Titre original : « Oktyabr »

OctobreLui :
(Film muet) Octobre, le troisième film de Sergueï Eisenstein, a été tourné au pas de charge : pour être prêt pour le jour du 10e anniversaire de la Révolution de 1917, il lui a fallu tourner en 6 mois ce qui aurait dû en nécessiter 18. Il eut cependant tous les moyens pour honorer cette commande du gouvernement soviétique : 11000 figurants, le Palais d’Hiver pour lui seul et Leningrad fut même plongé dans le noir certains jours afin qu’il puisse avoir toute l’électricité pour ses projecteurs. Le film raconte les évènements de 1917 à Saint-Pétersbourg (Leningrad) qui aboutissent à la prise du Palais d’Hiver et au renversement du gouvernement provisoire. Eisenstein ne voulait aucun acteur professionnel ; Maxime Strauch raconte comment il a été écumer les bars et les asiles pour trouver des « types ». Par rapport au Cuirassé Potemkine, Eisenstein utilise toutefois beaucoup moins les gros plans de visages et laisse une bonne place aux plans larges. Ce qui est remarquable, c’est le mouvement qu’il parvient à donner à ses plans larges, notamment dans la première partie sur les manifestations de juillet. L’impression de mouvement est forte et constante : non seulement, le montage est très rapide, une succession de plans très courts, mais encore ses mouvements de foule sont particulièrement spectaculaires car ils semblent composés d’une multitude de sous-mouvements (par exemple, la dispersion de la manifestation, le départ des troupes, etc…) Octobre Mais le point le plus original d’Octobre reste l’utilisation d’images d’objets ou de séquences pour créer des métaphores (1). Ce point lui valut d’être mal compris du public et le film fut moins bien reçu que Potemkine. Le film eut aussi pour effet de contribuer à faire évoluer (ou, devrait-on plutôt dire, régresser) la vision des dirigeants soviétiques sur le cinéma : fait pour les masses, il devra éviter de chercher l’esthétisme et rester à l’écart de tout intellectualisme.

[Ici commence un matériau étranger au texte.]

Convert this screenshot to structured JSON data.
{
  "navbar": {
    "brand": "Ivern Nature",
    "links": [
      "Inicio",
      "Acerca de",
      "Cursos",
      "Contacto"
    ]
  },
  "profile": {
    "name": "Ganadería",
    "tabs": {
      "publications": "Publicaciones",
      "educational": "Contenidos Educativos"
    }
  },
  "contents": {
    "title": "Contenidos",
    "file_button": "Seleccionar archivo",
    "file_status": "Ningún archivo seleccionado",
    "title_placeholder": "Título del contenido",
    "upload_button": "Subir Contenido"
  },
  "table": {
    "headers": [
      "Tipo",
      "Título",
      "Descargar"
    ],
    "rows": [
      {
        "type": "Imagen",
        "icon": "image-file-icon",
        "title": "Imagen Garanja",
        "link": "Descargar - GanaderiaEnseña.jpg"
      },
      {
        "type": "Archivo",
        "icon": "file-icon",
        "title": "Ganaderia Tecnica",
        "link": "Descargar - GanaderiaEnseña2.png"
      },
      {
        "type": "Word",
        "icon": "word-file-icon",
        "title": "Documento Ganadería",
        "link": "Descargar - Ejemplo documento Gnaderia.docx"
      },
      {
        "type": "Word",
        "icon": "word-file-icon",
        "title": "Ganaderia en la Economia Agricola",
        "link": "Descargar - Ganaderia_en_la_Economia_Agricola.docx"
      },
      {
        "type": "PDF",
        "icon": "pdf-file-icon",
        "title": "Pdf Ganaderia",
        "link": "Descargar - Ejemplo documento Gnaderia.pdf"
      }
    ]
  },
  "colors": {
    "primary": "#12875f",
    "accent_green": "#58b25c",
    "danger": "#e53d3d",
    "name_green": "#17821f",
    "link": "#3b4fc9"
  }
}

Cette perte de liberté sera fatale. Octobre reste un film passionnant à regarder aujourd’hui, pour la force, le mouvement et l’esthétisme de ses images.
Note : 4 étoiles

Acteurs: Vladimir Popov, Vasili Nikandrov
Voir la fiche du film et la filmographie de Sergueï Eisenstein sur le site IMDB.
Voir les autres films de Sergueï Eisenstein chroniqués sur ce blog…

Remarques :
* Le film a par la suite été sonorisé (ajout d’effets sonores) par Grigori Alexandrov, coscénariste et assistant-réalisateur. La musique a été composée par Chostakovitch. Le film est ressorti dans cette version en 1966.
* L’autre film commandé par le gouvernement soviétique pour le 10e anniversaire de la Révolution d’Octobre est La fin de Saint-Pétersbourg (1927) de Vsevolod Poudovkine. Il est bien entendu passionnant de comparer les deux films, puisqu’ils traitent du même sujet.
* Pour leur scénario, Eisenstein et Alexandrov ont pris comme base de départ le livre de l’américain John Reed Dix jours qui ébranlèrent le monde.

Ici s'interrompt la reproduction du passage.